Due to come into force on 1 January 2018, the fee will be levied on workers providing services in France by companies headquartered outside the country.
Head of European policy at the FTA Pauline Bastidon said the new charge amounted to a restrictive tax on international transport carried out by foreign operators.
“The fee of €40 per driver is excessive and, simply put, is a protectionist measure designed to close the French transport market to any operator established outside of France,” said Ms Bastidon.
“It will disproportionately increase the cost of operating in France, and could have negative consequences for international transport to and from the country.”
Ms Bastidon told The Loadstar she was unsure whether the fee would be a one-off or on a rolling basis, but said it compounded already burdensome requirements for operating in France.
“Last July, the French government implemented regulations requiring all foreign drivers be paid the French minimum wage while operating on French soil,” said Ms Bastidon.
“In addition, companies are required to provide paperwork proving this and keep a representative in the country at all times.”

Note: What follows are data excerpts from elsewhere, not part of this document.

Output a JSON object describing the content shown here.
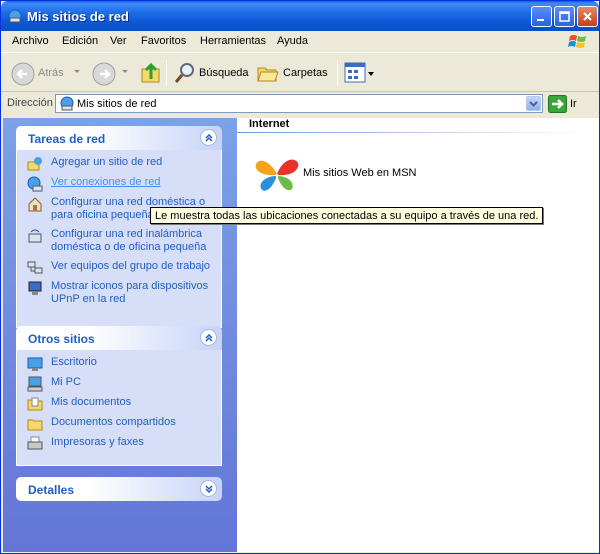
{
  "window": {
    "title": "Mis sitios de red"
  },
  "menu": {
    "items": [
      "Archivo",
      "Edición",
      "Ver",
      "Favoritos",
      "Herramientas",
      "Ayuda"
    ]
  },
  "toolbar": {
    "back_label": "Atrás",
    "search_label": "Búsqueda",
    "folders_label": "Carpetas",
    "icons": {
      "back": "back-arrow-icon",
      "forward": "forward-arrow-icon",
      "up": "folder-up-icon",
      "search": "magnifier-icon",
      "folders": "folders-icon",
      "views": "views-icon"
    }
  },
  "address": {
    "label": "Dirección",
    "value": "Mis sitios de red",
    "go_label": "Ir"
  },
  "taskpane": {
    "network_tasks": {
      "title": "Tareas de red",
      "items": [
        {
          "label": "Agregar un sitio de red",
          "icon": "add-network-place-icon"
        },
        {
          "label": "Ver conexiones de red",
          "icon": "network-connections-icon"
        },
        {
          "label": "Configurar una red doméstica o para oficina pequeña",
          "icon": "home-network-icon"
        },
        {
          "label": "Configurar una red inalámbrica doméstica o de oficina pequeña",
          "icon": "wireless-network-icon"
        },
        {
          "label": "Ver equipos del grupo de trabajo",
          "icon": "workgroup-icon"
        },
        {
          "label": "Mostrar iconos para dispositivos UPnP en la red",
          "icon": "upnp-icon"
        }
      ]
    },
    "other_places": {
      "title": "Otros sitios",
      "items": [
        {
          "label": "Escritorio",
          "icon": "desktop-icon"
        },
        {
          "label": "Mi PC",
          "icon": "my-computer-icon"
        },
        {
          "label": "Mis documentos",
          "icon": "my-documents-icon"
        },
        {
          "label": "Documentos compartidos",
          "icon": "shared-documents-icon"
        },
        {
          "label": "Impresoras y faxes",
          "icon": "printers-icon"
        }
      ]
    },
    "details": {
      "title": "Detalles"
    }
  },
  "content": {
    "group_title": "Internet",
    "items": [
      {
        "label": "Mis sitios Web en MSN",
        "icon": "msn-butterfly-icon"
      }
    ],
    "partial_text": "Web en MSN"
  },
  "tooltip": {
    "text": "Le muestra todas las ubicaciones conectadas a su equipo a través de una red."
  },
  "colors": {
    "title_bar": "#0a58d8",
    "task_link": "#215dc6",
    "task_pane_bg": "#6f8ddf",
    "tooltip_bg": "#ffffe1"
  }
}
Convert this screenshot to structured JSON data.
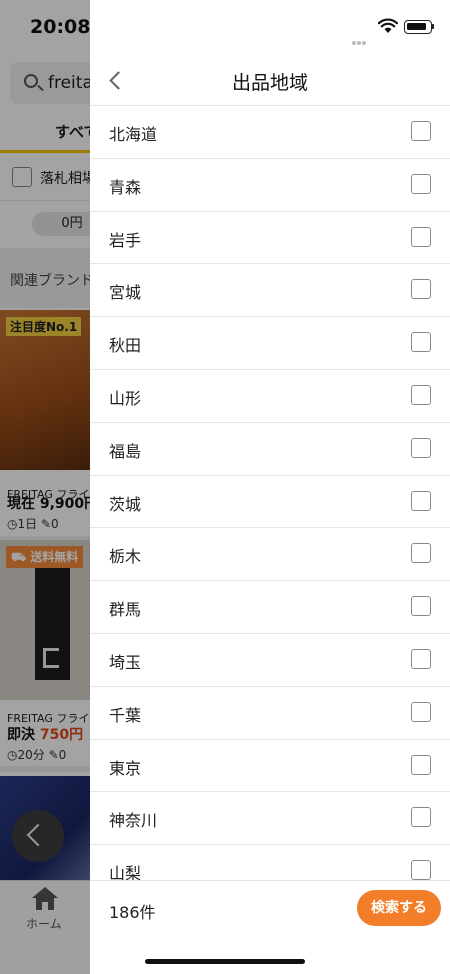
{
  "status_bar": {
    "time": "20:08"
  },
  "background": {
    "search_query": "freitag",
    "tab_all": "すべて",
    "filter_label": "落札相場",
    "price_pill": "0円",
    "related_brands": "関連ブランド",
    "items": [
      {
        "badge": "注目度No.1",
        "title": "FREITAG フライ",
        "price_prefix": "現在",
        "price": "9,900円",
        "time_left": "1日",
        "bids": "0"
      },
      {
        "badge": "送料無料",
        "title": "FREITAG フライ",
        "price_prefix": "即決",
        "price": "750円",
        "time_left": "20分",
        "bids": "0"
      }
    ],
    "tabbar_home": "ホーム"
  },
  "drawer": {
    "title": "出品地域",
    "regions": [
      "北海道",
      "青森",
      "岩手",
      "宮城",
      "秋田",
      "山形",
      "福島",
      "茨城",
      "栃木",
      "群馬",
      "埼玉",
      "千葉",
      "東京",
      "神奈川",
      "山梨"
    ],
    "result_count": "186件",
    "search_button": "検索する",
    "accent_color": "#f27e29"
  }
}
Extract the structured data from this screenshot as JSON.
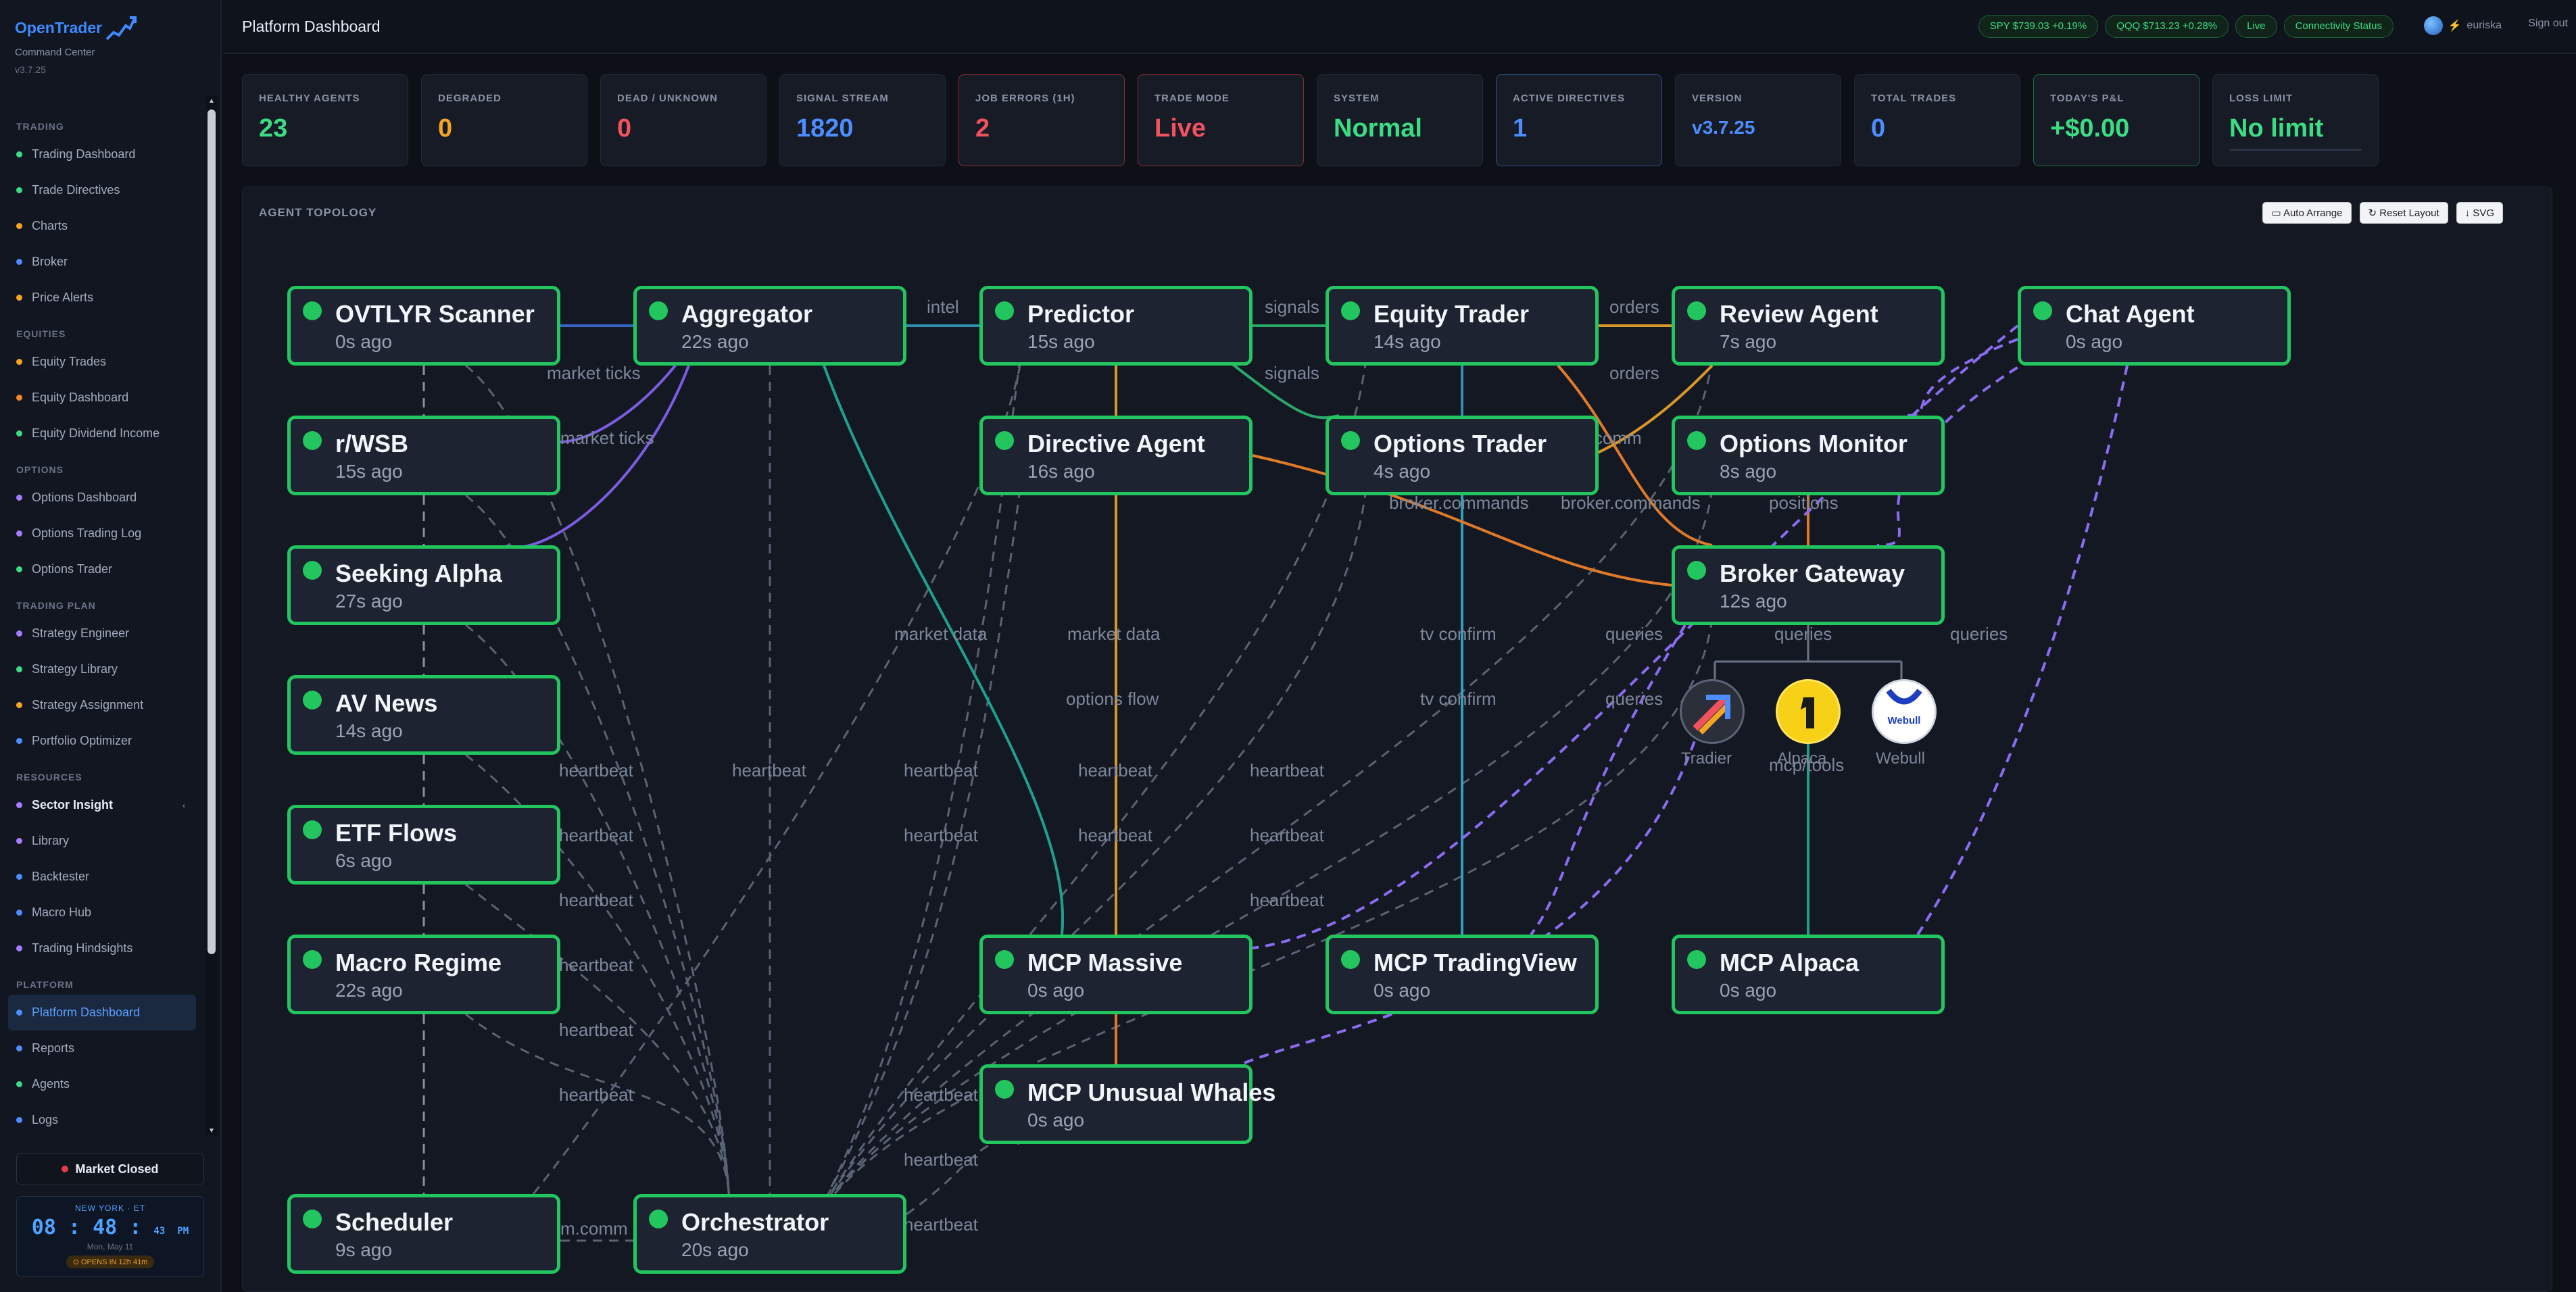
{
  "app": {
    "name": "OpenTrader",
    "subtitle": "Command Center",
    "version": "v3.7.25"
  },
  "sidebar": {
    "sections": [
      {
        "title": "TRADING",
        "items": [
          {
            "label": "Trading Dashboard",
            "color": "#3ddc84"
          },
          {
            "label": "Trade Directives",
            "color": "#3ddc84"
          },
          {
            "label": "Charts",
            "color": "#f5a524"
          },
          {
            "label": "Broker",
            "color": "#4d8dff"
          },
          {
            "label": "Price Alerts",
            "color": "#f5a524"
          }
        ]
      },
      {
        "title": "EQUITIES",
        "items": [
          {
            "label": "Equity Trades",
            "color": "#f5a524"
          },
          {
            "label": "Equity Dashboard",
            "color": "#f08a24"
          },
          {
            "label": "Equity Dividend Income",
            "color": "#3ddc84"
          }
        ]
      },
      {
        "title": "OPTIONS",
        "items": [
          {
            "label": "Options Dashboard",
            "color": "#a97cff"
          },
          {
            "label": "Options Trading Log",
            "color": "#a97cff"
          },
          {
            "label": "Options Trader",
            "color": "#3ddc84"
          }
        ]
      },
      {
        "title": "TRADING PLAN",
        "items": [
          {
            "label": "Strategy Engineer",
            "color": "#a97cff"
          },
          {
            "label": "Strategy Library",
            "color": "#3ddc84"
          },
          {
            "label": "Strategy Assignment",
            "color": "#f5a524"
          },
          {
            "label": "Portfolio Optimizer",
            "color": "#4d8dff"
          }
        ]
      },
      {
        "title": "RESOURCES",
        "items": [
          {
            "label": "Sector Insight",
            "color": "#a97cff",
            "bold": true,
            "chev": "‹"
          },
          {
            "label": "Library",
            "color": "#a97cff"
          },
          {
            "label": "Backtester",
            "color": "#4d8dff"
          },
          {
            "label": "Macro Hub",
            "color": "#4d8dff"
          },
          {
            "label": "Trading Hindsights",
            "color": "#a97cff"
          }
        ]
      },
      {
        "title": "PLATFORM",
        "items": [
          {
            "label": "Platform Dashboard",
            "color": "#4d8dff",
            "active": true
          },
          {
            "label": "Reports",
            "color": "#4d8dff"
          },
          {
            "label": "Agents",
            "color": "#3ddc84"
          },
          {
            "label": "Logs",
            "color": "#4d8dff"
          }
        ]
      }
    ],
    "market_status": "Market Closed",
    "clock": {
      "city": "NEW YORK · ET",
      "time_h": "08",
      "time_m": "48",
      "time_s": "43",
      "ampm": "PM",
      "date": "Mon, May 11",
      "opens": "⊙ OPENS IN 12h 41m"
    }
  },
  "header": {
    "title": "Platform Dashboard",
    "pills": [
      {
        "text": "SPY $739.03 +0.19%",
        "style": "green"
      },
      {
        "text": "QQQ $713.23 +0.28%",
        "style": "green"
      },
      {
        "text": "Live",
        "style": "green"
      },
      {
        "text": "Connectivity Status",
        "style": "green"
      }
    ],
    "user": "euriska",
    "signout": "Sign out"
  },
  "stats": [
    {
      "label": "HEALTHY AGENTS",
      "value": "23",
      "color": "green",
      "border": ""
    },
    {
      "label": "DEGRADED",
      "value": "0",
      "color": "amber",
      "border": ""
    },
    {
      "label": "DEAD / UNKNOWN",
      "value": "0",
      "color": "red",
      "border": ""
    },
    {
      "label": "SIGNAL STREAM",
      "value": "1820",
      "color": "blue",
      "border": ""
    },
    {
      "label": "JOB ERRORS (1H)",
      "value": "2",
      "color": "red",
      "border": "red"
    },
    {
      "label": "TRADE MODE",
      "value": "Live",
      "color": "red",
      "border": "red"
    },
    {
      "label": "SYSTEM",
      "value": "Normal",
      "color": "green",
      "border": ""
    },
    {
      "label": "ACTIVE DIRECTIVES",
      "value": "1",
      "color": "blue",
      "border": "blue"
    },
    {
      "label": "VERSION",
      "value": "v3.7.25",
      "color": "blue",
      "border": "",
      "small": true
    },
    {
      "label": "TOTAL TRADES",
      "value": "0",
      "color": "blue",
      "border": ""
    },
    {
      "label": "TODAY'S P&L",
      "value": "+$0.00",
      "color": "green",
      "border": "green"
    },
    {
      "label": "LOSS LIMIT",
      "value": "No limit",
      "color": "green",
      "border": "",
      "bar": true
    }
  ],
  "topology": {
    "title": "AGENT TOPOLOGY",
    "buttons": [
      "▭ Auto Arrange",
      "↻ Reset Layout",
      "↓ SVG"
    ],
    "nodes": [
      {
        "id": "ovtlyr",
        "name": "OVTLYR Scanner",
        "age": "0s ago"
      },
      {
        "id": "aggregator",
        "name": "Aggregator",
        "age": "22s ago"
      },
      {
        "id": "predictor",
        "name": "Predictor",
        "age": "15s ago"
      },
      {
        "id": "equity",
        "name": "Equity Trader",
        "age": "14s ago"
      },
      {
        "id": "review",
        "name": "Review Agent",
        "age": "7s ago"
      },
      {
        "id": "chat",
        "name": "Chat Agent",
        "age": "0s ago"
      },
      {
        "id": "rwsb",
        "name": "r/WSB",
        "age": "15s ago"
      },
      {
        "id": "directive",
        "name": "Directive Agent",
        "age": "16s ago"
      },
      {
        "id": "optionstrader",
        "name": "Options Trader",
        "age": "4s ago"
      },
      {
        "id": "optionsmon",
        "name": "Options Monitor",
        "age": "8s ago"
      },
      {
        "id": "seeking",
        "name": "Seeking Alpha",
        "age": "27s ago"
      },
      {
        "id": "broker",
        "name": "Broker Gateway",
        "age": "12s ago"
      },
      {
        "id": "avnews",
        "name": "AV News",
        "age": "14s ago"
      },
      {
        "id": "etf",
        "name": "ETF Flows",
        "age": "6s ago"
      },
      {
        "id": "macro",
        "name": "Macro Regime",
        "age": "22s ago"
      },
      {
        "id": "mcpmassive",
        "name": "MCP Massive",
        "age": "0s ago"
      },
      {
        "id": "mcptv",
        "name": "MCP TradingView",
        "age": "0s ago"
      },
      {
        "id": "mcpalpaca",
        "name": "MCP Alpaca",
        "age": "0s ago"
      },
      {
        "id": "mcpuw",
        "name": "MCP Unusual Whales",
        "age": "0s ago"
      },
      {
        "id": "scheduler",
        "name": "Scheduler",
        "age": "9s ago"
      },
      {
        "id": "orchestrator",
        "name": "Orchestrator",
        "age": "20s ago"
      }
    ],
    "edge_labels": [
      "intel",
      "signals",
      "orders",
      "market ticks",
      "signals",
      "orders",
      "market ticks",
      "er.comm",
      "broker.commands",
      "broker.commands",
      "positions",
      "market data",
      "market data",
      "tv confirm",
      "queries",
      "queries",
      "queries",
      "options flow",
      "tv confirm",
      "queries",
      "mcp/tools",
      "heartbeat",
      "heartbeat",
      "heartbeat",
      "heartbeat",
      "heartbeat",
      "heartbeat",
      "heartbeat",
      "heartbeat",
      "heartbeat",
      "heartbeat",
      "heartbeat",
      "heartbeat",
      "heartbeat",
      "heartbeat",
      "heartbeat",
      "m.comm"
    ],
    "brokers": [
      {
        "name": "Tradier",
        "icon": "tradier-icon"
      },
      {
        "name": "Alpaca",
        "icon": "alpaca-icon"
      },
      {
        "name": "Webull",
        "icon": "webull-icon",
        "text": "Webull"
      }
    ]
  }
}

Ms Bastidon said this however had, perhaps unwittingly, led to the emergence of a market for representatives.
“Unless companies have an office in France, they will need to tack the cost of representation – as well as the fee – onto the cost of doing business in the country,” she said.
According to the legislation – introduced by the former government led by Francois Hollande – the €40 will be used to cover the maintenance fee for a database of compliant drivers.
“We are holding out some hope that the new French government will reverse this policy,” said Ms Bastidon.
Rail Freight Group chairman Tony Berkeley believed the fee would cause “absolute chaos” in the logistics sector, and was probably illegal under EU rules.
“The European Commission should come down on this like a ton of bricks,” he added.
France’s decision to impose domestic minimum wages on foreign workers followed similar regulations in Germany and Austria, and Italy has similar plans.
The EC reprimanded all four countries, and a legal case was opened against the French proposals last June (https://theloadstar.co.uk/ec-tighten-labour-rules-truck-drivers-may/).
“While the commission appears empathetic and has protested these regulations, it seems to be moving quite slowly,” said Ms Bastidon. “We are asking it to step up the pace.”
Following EC’s objections, Italy has put its plans on hold until specific rules regarding road transport are published as part of the commission’s Mobility Package on 31 May.
Ms Bastidon said this would not be the end of it though, with EU members and the council first having to assess it, likely leading to amendments, before taking effect.